NPF Bedah Persoalan Lahan, Ketua Dewan Adat Tabi Ajak Masyarakat Lindungi Tanah Marga Lewat Sertifikasi

0
31

Jayapura, Malanesianews, – New Papua Foundation (NPF) kembali menggelar diskusi publik strategis guna membedah problematika pertanahan di Bumi Cendrawasih melalui tajuk “Reformasi Agraria dan Tata Kelola Pertanahan di Papua: Mewujudkan Keadilan dan Kepastian Hukum” pada Kamis, 30 April 2026. Forum yang diselenggarakan secara daring ini dirancang sebagai jembatan komunikasi antara pemegang otoritas adat, birokrasi, dan praktisi hukum untuk merumuskan solusi atas kompleksitas status tanah ulayat demi tercapainya kepastian hukum yang berpihak pada masyarakat lokal.

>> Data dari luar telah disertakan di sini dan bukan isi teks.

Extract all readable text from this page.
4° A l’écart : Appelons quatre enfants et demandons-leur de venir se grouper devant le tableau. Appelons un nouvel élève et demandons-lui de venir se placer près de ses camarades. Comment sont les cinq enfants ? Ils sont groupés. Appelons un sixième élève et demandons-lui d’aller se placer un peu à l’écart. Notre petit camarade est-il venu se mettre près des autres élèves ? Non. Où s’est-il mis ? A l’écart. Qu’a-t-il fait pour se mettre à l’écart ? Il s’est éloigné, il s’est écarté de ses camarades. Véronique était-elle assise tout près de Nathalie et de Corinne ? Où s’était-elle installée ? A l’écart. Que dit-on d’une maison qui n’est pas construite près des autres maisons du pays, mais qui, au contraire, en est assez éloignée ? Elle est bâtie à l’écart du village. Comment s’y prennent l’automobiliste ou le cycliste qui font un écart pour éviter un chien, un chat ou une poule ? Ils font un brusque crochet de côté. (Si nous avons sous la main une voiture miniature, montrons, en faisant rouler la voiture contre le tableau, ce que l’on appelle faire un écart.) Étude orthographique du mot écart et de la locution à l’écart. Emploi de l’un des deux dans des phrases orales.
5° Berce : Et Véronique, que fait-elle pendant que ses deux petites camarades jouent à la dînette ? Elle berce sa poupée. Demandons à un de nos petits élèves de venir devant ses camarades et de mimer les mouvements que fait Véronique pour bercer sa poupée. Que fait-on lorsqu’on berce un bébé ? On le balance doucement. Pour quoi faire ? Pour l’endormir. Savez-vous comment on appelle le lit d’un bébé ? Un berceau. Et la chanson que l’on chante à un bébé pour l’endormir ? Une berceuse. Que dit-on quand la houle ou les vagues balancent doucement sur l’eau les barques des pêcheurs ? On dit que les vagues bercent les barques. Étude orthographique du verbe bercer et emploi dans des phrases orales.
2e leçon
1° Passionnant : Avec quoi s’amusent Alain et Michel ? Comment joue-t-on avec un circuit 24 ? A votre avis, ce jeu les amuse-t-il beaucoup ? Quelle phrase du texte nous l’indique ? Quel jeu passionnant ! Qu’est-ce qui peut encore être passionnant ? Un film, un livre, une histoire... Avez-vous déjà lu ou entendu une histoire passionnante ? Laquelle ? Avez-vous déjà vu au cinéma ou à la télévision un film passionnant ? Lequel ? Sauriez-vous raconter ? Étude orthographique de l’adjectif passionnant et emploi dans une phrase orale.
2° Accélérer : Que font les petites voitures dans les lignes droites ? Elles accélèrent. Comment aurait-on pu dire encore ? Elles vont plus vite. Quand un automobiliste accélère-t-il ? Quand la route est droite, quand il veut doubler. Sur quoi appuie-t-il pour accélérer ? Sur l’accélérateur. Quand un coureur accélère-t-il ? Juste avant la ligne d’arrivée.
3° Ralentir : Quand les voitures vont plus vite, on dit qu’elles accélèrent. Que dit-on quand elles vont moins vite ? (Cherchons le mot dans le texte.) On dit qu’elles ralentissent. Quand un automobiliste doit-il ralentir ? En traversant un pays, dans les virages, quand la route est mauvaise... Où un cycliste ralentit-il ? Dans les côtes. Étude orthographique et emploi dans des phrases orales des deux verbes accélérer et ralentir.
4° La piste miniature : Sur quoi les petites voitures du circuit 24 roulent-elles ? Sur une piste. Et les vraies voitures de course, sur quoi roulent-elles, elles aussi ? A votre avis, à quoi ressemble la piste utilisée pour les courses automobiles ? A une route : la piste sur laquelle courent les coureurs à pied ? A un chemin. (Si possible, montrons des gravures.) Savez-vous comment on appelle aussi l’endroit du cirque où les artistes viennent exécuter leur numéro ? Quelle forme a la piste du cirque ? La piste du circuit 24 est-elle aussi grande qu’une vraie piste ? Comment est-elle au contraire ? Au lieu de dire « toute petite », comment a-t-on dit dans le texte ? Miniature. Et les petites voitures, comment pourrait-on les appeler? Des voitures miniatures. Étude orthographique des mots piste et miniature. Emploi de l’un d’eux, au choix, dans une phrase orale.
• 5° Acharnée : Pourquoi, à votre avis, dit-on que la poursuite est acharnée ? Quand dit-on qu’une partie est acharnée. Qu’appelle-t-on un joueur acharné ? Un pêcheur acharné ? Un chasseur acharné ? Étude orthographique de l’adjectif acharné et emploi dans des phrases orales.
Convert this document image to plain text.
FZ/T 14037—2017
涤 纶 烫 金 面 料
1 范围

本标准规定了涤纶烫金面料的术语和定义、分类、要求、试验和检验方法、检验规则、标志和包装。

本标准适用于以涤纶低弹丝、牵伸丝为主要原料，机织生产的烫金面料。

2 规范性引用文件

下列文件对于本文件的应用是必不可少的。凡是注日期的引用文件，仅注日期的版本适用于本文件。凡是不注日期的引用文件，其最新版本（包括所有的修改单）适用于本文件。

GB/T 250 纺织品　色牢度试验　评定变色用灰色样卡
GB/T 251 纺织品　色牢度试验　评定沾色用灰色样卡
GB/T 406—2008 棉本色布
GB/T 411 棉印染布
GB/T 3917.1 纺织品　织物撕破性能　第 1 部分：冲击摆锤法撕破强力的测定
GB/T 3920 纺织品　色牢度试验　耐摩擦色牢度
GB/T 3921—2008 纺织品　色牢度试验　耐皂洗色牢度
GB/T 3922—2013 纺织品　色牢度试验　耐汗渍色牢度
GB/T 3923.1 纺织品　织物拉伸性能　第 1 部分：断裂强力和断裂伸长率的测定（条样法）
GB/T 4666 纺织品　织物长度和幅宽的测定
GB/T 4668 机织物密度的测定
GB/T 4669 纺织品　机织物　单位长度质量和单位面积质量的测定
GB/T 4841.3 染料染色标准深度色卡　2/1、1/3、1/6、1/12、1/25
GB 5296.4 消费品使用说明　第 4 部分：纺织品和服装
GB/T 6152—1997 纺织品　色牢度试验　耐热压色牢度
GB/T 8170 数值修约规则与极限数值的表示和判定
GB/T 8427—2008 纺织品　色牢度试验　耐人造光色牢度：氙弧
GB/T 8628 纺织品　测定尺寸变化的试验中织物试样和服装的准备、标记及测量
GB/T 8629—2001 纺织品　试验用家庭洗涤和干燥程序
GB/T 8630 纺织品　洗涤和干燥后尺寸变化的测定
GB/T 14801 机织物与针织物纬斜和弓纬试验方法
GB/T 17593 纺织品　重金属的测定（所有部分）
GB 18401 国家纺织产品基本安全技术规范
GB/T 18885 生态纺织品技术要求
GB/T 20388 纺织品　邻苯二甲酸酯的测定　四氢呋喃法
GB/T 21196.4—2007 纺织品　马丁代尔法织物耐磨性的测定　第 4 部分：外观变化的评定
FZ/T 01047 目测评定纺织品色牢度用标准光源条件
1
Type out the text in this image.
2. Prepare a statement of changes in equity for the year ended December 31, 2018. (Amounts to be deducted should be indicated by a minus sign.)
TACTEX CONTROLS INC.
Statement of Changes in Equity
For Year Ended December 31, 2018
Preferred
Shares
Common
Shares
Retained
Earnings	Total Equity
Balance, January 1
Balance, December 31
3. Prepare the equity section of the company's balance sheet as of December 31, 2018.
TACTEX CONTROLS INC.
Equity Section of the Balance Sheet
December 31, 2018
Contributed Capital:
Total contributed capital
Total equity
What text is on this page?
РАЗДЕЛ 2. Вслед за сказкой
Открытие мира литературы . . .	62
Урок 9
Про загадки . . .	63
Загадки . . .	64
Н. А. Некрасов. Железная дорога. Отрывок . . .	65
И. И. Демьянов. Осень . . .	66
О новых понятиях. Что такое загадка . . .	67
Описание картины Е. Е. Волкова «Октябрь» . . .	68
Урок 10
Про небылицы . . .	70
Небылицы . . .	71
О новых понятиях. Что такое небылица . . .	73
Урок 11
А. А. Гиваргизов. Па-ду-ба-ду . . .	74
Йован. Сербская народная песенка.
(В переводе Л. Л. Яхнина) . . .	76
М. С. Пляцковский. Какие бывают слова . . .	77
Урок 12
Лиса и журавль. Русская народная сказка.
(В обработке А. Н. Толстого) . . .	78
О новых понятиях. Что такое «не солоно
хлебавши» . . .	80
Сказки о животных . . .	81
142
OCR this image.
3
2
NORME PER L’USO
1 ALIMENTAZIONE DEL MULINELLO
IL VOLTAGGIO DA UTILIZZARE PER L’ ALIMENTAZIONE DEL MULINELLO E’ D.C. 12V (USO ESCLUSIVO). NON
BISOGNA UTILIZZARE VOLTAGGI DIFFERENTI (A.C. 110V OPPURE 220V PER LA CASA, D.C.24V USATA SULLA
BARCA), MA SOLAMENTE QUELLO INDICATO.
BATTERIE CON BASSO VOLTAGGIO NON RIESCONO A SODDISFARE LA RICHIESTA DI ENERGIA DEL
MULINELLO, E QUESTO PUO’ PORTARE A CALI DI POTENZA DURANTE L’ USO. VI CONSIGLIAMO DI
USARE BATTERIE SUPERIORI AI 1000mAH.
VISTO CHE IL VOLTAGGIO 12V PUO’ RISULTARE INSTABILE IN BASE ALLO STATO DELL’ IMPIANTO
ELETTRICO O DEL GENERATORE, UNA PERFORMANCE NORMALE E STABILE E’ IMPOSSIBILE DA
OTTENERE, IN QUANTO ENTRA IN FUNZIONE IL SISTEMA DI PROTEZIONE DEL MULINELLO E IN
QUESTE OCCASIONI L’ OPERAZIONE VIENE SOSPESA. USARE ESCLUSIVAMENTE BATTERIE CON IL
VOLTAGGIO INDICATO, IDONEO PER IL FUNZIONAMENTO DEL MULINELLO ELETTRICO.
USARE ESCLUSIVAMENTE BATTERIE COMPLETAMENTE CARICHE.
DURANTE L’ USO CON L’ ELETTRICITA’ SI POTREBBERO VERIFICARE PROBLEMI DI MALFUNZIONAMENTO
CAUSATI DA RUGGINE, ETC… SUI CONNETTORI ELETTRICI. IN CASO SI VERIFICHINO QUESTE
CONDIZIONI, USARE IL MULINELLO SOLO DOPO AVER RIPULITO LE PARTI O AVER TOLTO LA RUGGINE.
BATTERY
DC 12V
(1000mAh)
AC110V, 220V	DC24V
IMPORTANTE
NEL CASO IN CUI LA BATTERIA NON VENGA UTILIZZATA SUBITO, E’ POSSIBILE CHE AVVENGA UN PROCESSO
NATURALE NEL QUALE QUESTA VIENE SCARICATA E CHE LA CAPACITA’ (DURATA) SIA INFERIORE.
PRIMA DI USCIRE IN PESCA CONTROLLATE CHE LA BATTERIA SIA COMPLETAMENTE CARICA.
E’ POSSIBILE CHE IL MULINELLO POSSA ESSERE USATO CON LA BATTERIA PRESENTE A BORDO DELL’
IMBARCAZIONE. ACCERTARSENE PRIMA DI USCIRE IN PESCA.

Dalam forum tersebut, Ketua Dewan Adat Tabi sekaligus tokoh adat, Yakonias Wabrar, memberikan penjelasan mendalam mengenai definisi tanah bagi masyarakat Papua. Beliau menegaskan bahwa tanah bukan sekadar aset ekonomi, melainkan warisan leluhur dan identitas marga yang mencakup hutan serta air, di mana penggunaannya sepenuhnya diatur oleh hukum adat. “Orang Papua kalau tidak ada tanah, berarti kedaulatannya sudah tidak ada. Kedaulatan masyarakat hukum adat berada di atas tanahnya sendiri,” ungkap Yakonias menekankan pentingnya kepemilikan tanah sebagai basis eksistensi.

Lebih lanjut, Yakonias menepis stigma negatif mengenai sertifikasi tanah ulayat dan justru mendorong masyarakat untuk merespons positif langkah pemerintah. Ia berpendapat bahwa sertifikat merupakan bentuk legitimasi hukum agar negara mengakui keberadaan hak marga secara permanen, sehingga tidak mudah diklaim oleh pihak lain. Menurutnya, pendaftaran tanah secara komunal harus didasarkan pada fam atau marga yang jelas, karena identitas marga di Papua tidak bisa dipisahkan dari wilayah adat yang mereka miliki secara turun-temurun.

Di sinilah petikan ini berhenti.